Key takeaway relevant to AMD:

  • Regional Dominance: NVIDIA is solidifying its “Sovereign AI” moat in Latin America, capitalizing on a $4B Brazilian government investment plan.
  • Partnership Lock-in: Claro has been named the first NVIDIA Cloud Partner in Latin America, potentially locking regional infrastructure into the CUDA ecosystem.

Summary:

  • NVIDIA held “AI Day” in São Paulo with 500+ attendees.
  • Focus on Sovereign AI, AI Agents, and Open Models.

Details:

  • Investment Context: The “Brazilian Artificial Intelligence Plan” (2024-2028) allocates ~$4B for infrastructure and R&D.
  • Tech Stack Push: Promoting NVIDIA NeMo and NIM microservices for local startups and universities.
  • Key Sectors: Biotechnology (genomics), Financial Services, and Telecommunications.
  • Startup Ecosystem: NVIDIA Inception program is actively recruiting local startups to build on NVIDIA stacks.
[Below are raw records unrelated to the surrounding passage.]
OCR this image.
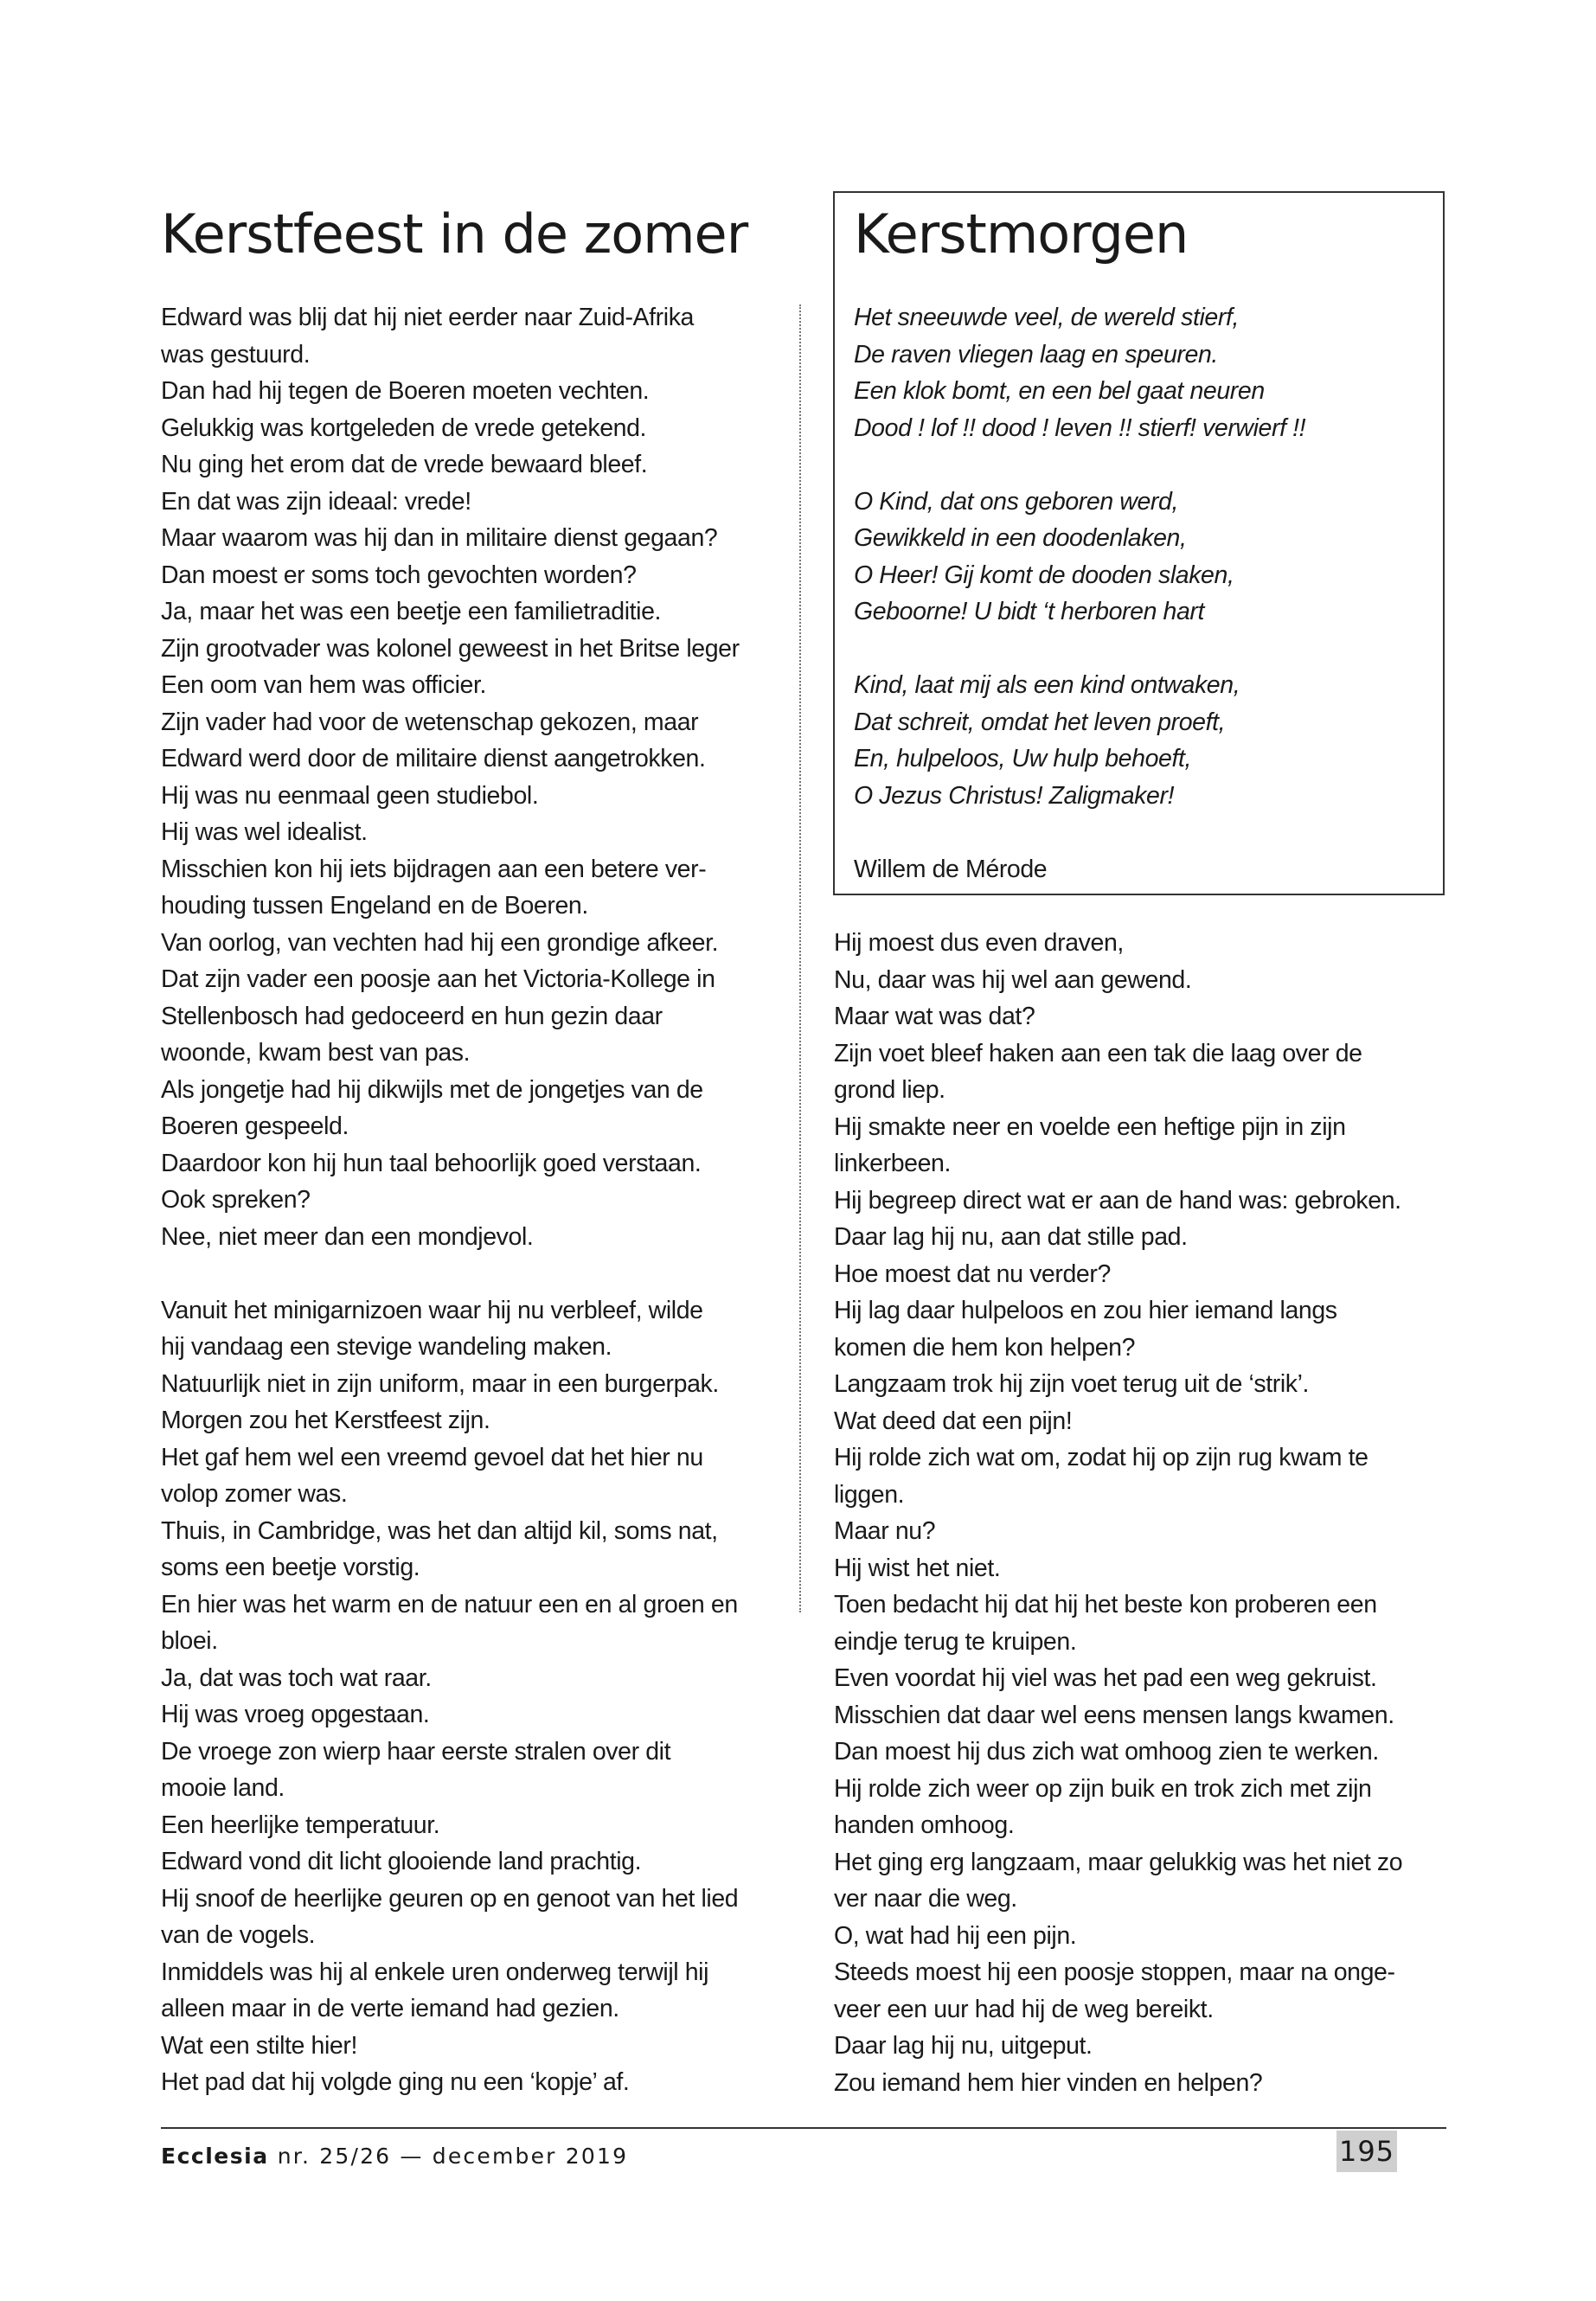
Kerstfeest in de zomer Kerstmorgen
Het sneeuwde veel, de wereld stierf,
De raven vliegen laag en speuren.
Een klok bomt, en een bel gaat neuren
Dood ! lof !! dood ! leven !! stierf! verwierf !!
O Kind, dat ons geboren werd,
Gewikkeld in een doodenlaken,
O Heer! Gij komt de dooden slaken,
Geboorne! U bidt ‘t herboren hart
Kind, laat mij als een kind ontwaken,
Dat schreit, omdat het leven proeft,
En, hulpeloos, Uw hulp behoeft,
O Jezus Christus! Zaligmaker!
Willem de Mérode
Edward was blij dat hij niet eerder naar Zuid-Afrika
was gestuurd.
Dan had hij tegen de Boeren moeten vechten.
Gelukkig was kortgeleden de vrede getekend.
Nu ging het erom dat de vrede bewaard bleef.
En dat was zijn ideaal: vrede!
Maar waarom was hij dan in militaire dienst gegaan?
Dan moest er soms toch gevochten worden?
Ja, maar het was een beetje een familietraditie.
Zijn grootvader was kolonel geweest in het Britse leger
Een oom van hem was officier.
Zijn vader had voor de wetenschap gekozen, maar
Edward werd door de militaire dienst aangetrokken.
Hij was nu eenmaal geen studiebol.
Hij was wel idealist.
Misschien kon hij iets bijdragen aan een betere ver-
houding tussen Engeland en de Boeren.
Van oorlog, van vechten had hij een grondige afkeer.
Dat zijn vader een poosje aan het Victoria-Kollege in
Stellenbosch had gedoceerd en hun gezin daar
woonde, kwam best van pas.
Als jongetje had hij dikwijls met de jongetjes van de
Boeren gespeeld.
Daardoor kon hij hun taal behoorlijk goed verstaan.
Ook spreken?
Nee, niet meer dan een mondjevol.
Vanuit het minigarnizoen waar hij nu verbleef, wilde
hij vandaag een stevige wandeling maken.
Natuurlijk niet in zijn uniform, maar in een burgerpak.
Morgen zou het Kerstfeest zijn.
Het gaf hem wel een vreemd gevoel dat het hier nu
volop zomer was.
Thuis, in Cambridge, was het dan altijd kil, soms nat,
soms een beetje vorstig.
En hier was het warm en de natuur een en al groen en
bloei.
Ja, dat was toch wat raar.
Hij was vroeg opgestaan.
De vroege zon wierp haar eerste stralen over dit
mooie land.
Een heerlijke temperatuur.
Edward vond dit licht glooiende land prachtig.
Hij snoof de heerlijke geuren op en genoot van het lied
van de vogels.
Inmiddels was hij al enkele uren onderweg terwijl hij
alleen maar in de verte iemand had gezien.
Wat een stilte hier!
Het pad dat hij volgde ging nu een ‘kopje’ af.
Hij moest dus even draven,
Nu, daar was hij wel aan gewend.
Maar wat was dat?
Zijn voet bleef haken aan een tak die laag over de
grond liep.
Hij smakte neer en voelde een heftige pijn in zijn
linkerbeen.
Hij begreep direct wat er aan de hand was: gebroken.
Daar lag hij nu, aan dat stille pad.
Hoe moest dat nu verder?
Hij lag daar hulpeloos en zou hier iemand langs
komen die hem kon helpen?
Langzaam trok hij zijn voet terug uit de ‘strik’.
Wat deed dat een pijn!
Hij rolde zich wat om, zodat hij op zijn rug kwam te
liggen.
Maar nu?
Hij wist het niet.
Toen bedacht hij dat hij het beste kon proberen een
eindje terug te kruipen.
Even voordat hij viel was het pad een weg gekruist.
Misschien dat daar wel eens mensen langs kwamen.
Dan moest hij dus zich wat omhoog zien te werken.
Hij rolde zich weer op zijn buik en trok zich met zijn
handen omhoog.
Het ging erg langzaam, maar gelukkig was het niet zo
ver naar die weg.
O, wat had hij een pijn.
Steeds moest hij een poosje stoppen, maar na onge-
veer een uur had hij de weg bereikt.
Daar lag hij nu, uitgeput.
Zou iemand hem hier vinden en helpen?
Ecclesia nr. 25/26 — december 2019	195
[2026-02-12] SPARC & Alpha CPU Ports Still Seeing Activity In 2026 With Linux 7.0

Source: Phoronix (AMD Linux)

Key takeaway relevant to AMD:

  • Kernel Context: Confirms the Linux 7.0 development cycle is active, which includes the critical x86_64 and AMD GPU updates mentioned in other reports.

Summary:

  • Maintenance patches for legacy architectures (SPARC, Alpha, m68k) were merged into Linux 7.0.

Details:

  • Alpha: Fixes user-space corruption during memory compaction.
  • SPARC: Header changes, fork/clone bug fixes, and clone3 support.
  • m68k: Formatting string updates (vsprintf to vsnprintf) and NuBus driver fixes.